Nella scena culmine di un film di spie iper-tecnologico, l’agente con licenza di uccidere insegue il cattivo della storia sulla spaziosa via del lungomare californiano. Fino al punto in cui quest’ultimo, impugnando la fidata ricetrasmittente, chiede al gruppo dei suoi sgherri d’intervenire, rallentando l’uomo al servizio di Sua Maestà con una raffica di colpi, provenienti dal sito dell’imboscata preparata proprio al fine di salvarsi da una simile situazione. Giusto il tempo necessario perché il loro capo, frenando bruscamente la sua tedesca decappottabile, possa avere il tempo di saltare oltre la fiancata, correre fino in fondo al molo e salire a bordo del suo fido motoscafo dalla linea aerodinamica prevedibilmente aggressiva. Proprio mentre l’uomo con il doppio zero, lungi dal perdersi d’animo, drifta la sua Aston Martin su due ruote in uno spazio aperto preventivamente nel guard rail, grazie ai lanciamissili nascosti sotto i fari, e mentre ancora si dirada il fumo causato da una simile manovra, punta dritto verso il punto in cui la sabbia lascia il campo all’acqua salmastra di un oceano Pacifico in realtà piuttosto agitato.

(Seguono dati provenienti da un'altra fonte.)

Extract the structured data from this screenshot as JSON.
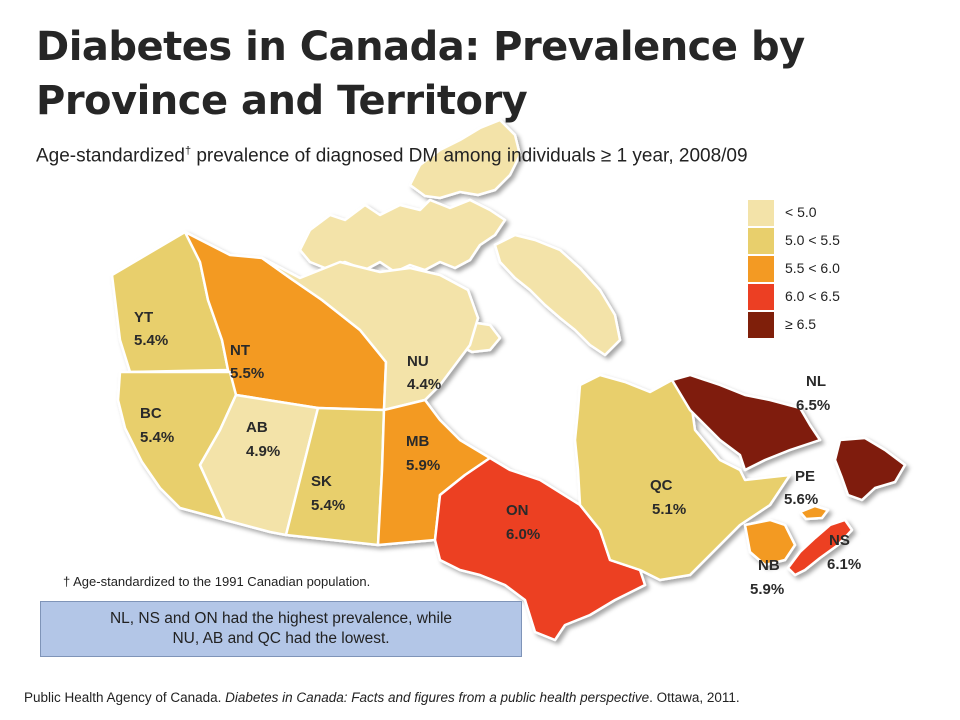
{
  "title": "Diabetes in Canada: Prevalence by Province and Territory",
  "subtitle": {
    "before": "Age-standardized",
    "dagger": "†",
    "after": " prevalence of diagnosed DM among individuals ≥ 1 year, 2008/09"
  },
  "legend": [
    {
      "label": "< 5.0",
      "color": "#f3e3a9"
    },
    {
      "label": "5.0 < 5.5",
      "color": "#e8cf6c"
    },
    {
      "label": "5.5 < 6.0",
      "color": "#f39a23"
    },
    {
      "label": "6.0 < 6.5",
      "color": "#ec3f23"
    },
    {
      "label": "≥ 6.5",
      "color": "#7f1f0a"
    }
  ],
  "regions": [
    {
      "code": "YT",
      "value": "5.4%",
      "color": "#e8cf6c"
    },
    {
      "code": "NT",
      "value": "5.5%",
      "color": "#f39a23"
    },
    {
      "code": "NU",
      "value": "4.4%",
      "color": "#f3e3a9"
    },
    {
      "code": "BC",
      "value": "5.4%",
      "color": "#e8cf6c"
    },
    {
      "code": "AB",
      "value": "4.9%",
      "color": "#f3e3a9"
    },
    {
      "code": "SK",
      "value": "5.4%",
      "color": "#e8cf6c"
    },
    {
      "code": "MB",
      "value": "5.9%",
      "color": "#f39a23"
    },
    {
      "code": "ON",
      "value": "6.0%",
      "color": "#ec3f23"
    },
    {
      "code": "QC",
      "value": "5.1%",
      "color": "#e8cf6c"
    },
    {
      "code": "NL",
      "value": "6.5%",
      "color": "#7f1f0a"
    },
    {
      "code": "PE",
      "value": "5.6%",
      "color": "#f39a23"
    },
    {
      "code": "NB",
      "value": "5.9%",
      "color": "#f39a23"
    },
    {
      "code": "NS",
      "value": "6.1%",
      "color": "#ec3f23"
    }
  ],
  "footnote": "† Age-standardized to the 1991 Canadian population.",
  "callout": {
    "line1": "NL, NS and ON had the highest prevalence, while",
    "line2": "NU, AB and QC had the lowest."
  },
  "source": {
    "prefix": "Public Health Agency of Canada. ",
    "italic": "Diabetes in Canada: Facts and figures from a public health perspective",
    "suffix": ". Ottawa, 2011."
  }
}
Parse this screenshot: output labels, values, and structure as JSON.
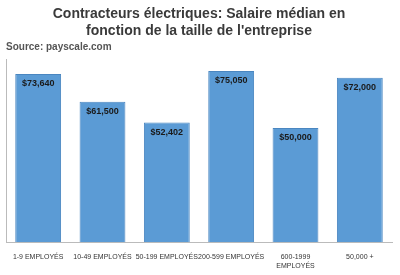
{
  "chart_data": {
    "type": "bar",
    "title": "Contracteurs électriques: Salaire médian en fonction de la taille de l'entreprise",
    "subtitle": "Source: payscale.com",
    "categories": [
      "1-9 EMPLOYÉS",
      "10-49 EMPLOYÉS",
      "50-199 EMPLOYÉS",
      "200-599 EMPLOYÉS",
      "600-1999 EMPLOYÉS",
      "50,000 +"
    ],
    "values": [
      73640,
      61500,
      52402,
      75050,
      50000,
      72000
    ],
    "value_labels": [
      "$73,640",
      "$61,500",
      "$52,402",
      "$75,050",
      "$50,000",
      "$72,000"
    ],
    "data_labels": true,
    "color": "#5b9bd5",
    "ylim": [
      0,
      80000
    ],
    "tick_labels": "x",
    "grid": false
  }
}
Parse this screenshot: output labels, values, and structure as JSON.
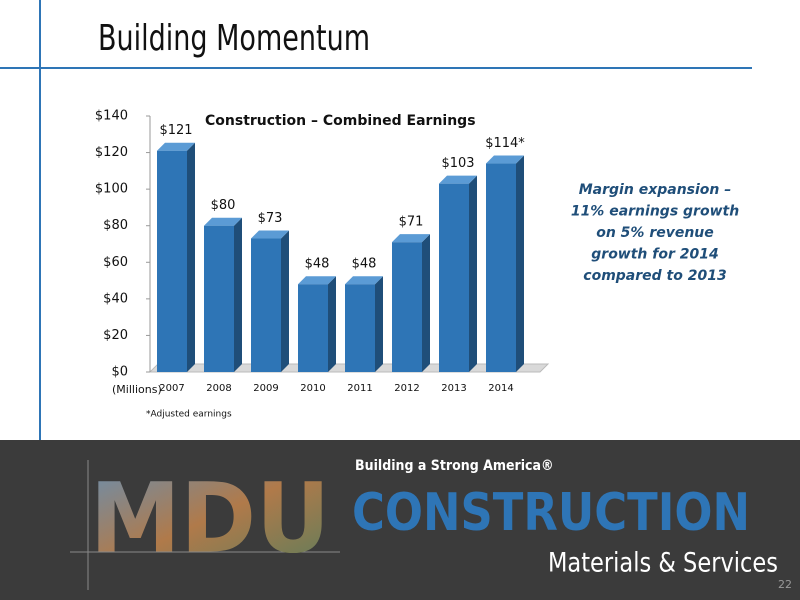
{
  "slide": {
    "title": "Building Momentum",
    "footnote": "*Adjusted earnings",
    "tagline": "Building a Strong America®",
    "logo_mdu": "MDU",
    "logo_construction": "CONSTRUCTION",
    "logo_sub": "Materials & Services",
    "page_number": "22",
    "note": [
      "Margin expansion –",
      "11% earnings growth",
      "on 5% revenue",
      "growth for 2014",
      "compared to 2013"
    ]
  },
  "chart_data": {
    "type": "bar",
    "title": "Construction – Combined Earnings",
    "y_label": "(Millions)",
    "categories": [
      "2007",
      "2008",
      "2009",
      "2010",
      "2011",
      "2012",
      "2013",
      "2014"
    ],
    "values": [
      121,
      80,
      73,
      48,
      48,
      71,
      103,
      114
    ],
    "value_labels": [
      "$121",
      "$80",
      "$73",
      "$48",
      "$48",
      "$71",
      "$103",
      "$114*"
    ],
    "color": "#2e75b6",
    "ylim": [
      0,
      140
    ],
    "yticks": [
      {
        "value": 0,
        "label": "$0"
      },
      {
        "value": 20,
        "label": "$20"
      },
      {
        "value": 40,
        "label": "$40"
      },
      {
        "value": 60,
        "label": "$60"
      },
      {
        "value": 80,
        "label": "$80"
      },
      {
        "value": 100,
        "label": "$100"
      },
      {
        "value": 120,
        "label": "$120"
      },
      {
        "value": 140,
        "label": "$140"
      }
    ]
  }
}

Con un mezzo sorriso, l’agente preme quindi un tasto sporgente sul suo cruscotto, tale da causare un’immediata trasformazione nel suo veicolo: le ruote girano a 90 gradi evengono ritratte dentro la carrozzeria; il portabagagli, apertosi di scatto, vede fuoriuscire la sagoma riconoscibile di un motore fuoribordo. I finestrini si sollevano per quanto possibile formando una barriera impenetrabile per gli schizzi ed i proiettili allo stesso tempo. Mentre procedendo per inerzia, l’auto viola quell’impenetrabile confine, corre, fluttua, s’inabissa almeno in parte ed… Inizia agevolmente a navigare. Ma la situazione appare fin da subito più complicata del previsto: perché il fuggitivo è già soltanto un piccolo puntino all’orizzonte. Ed un mezzo anfibio non è MAI veloce quanto un sistema di trasporto concepito esclusivamente per l’acquatico elemento…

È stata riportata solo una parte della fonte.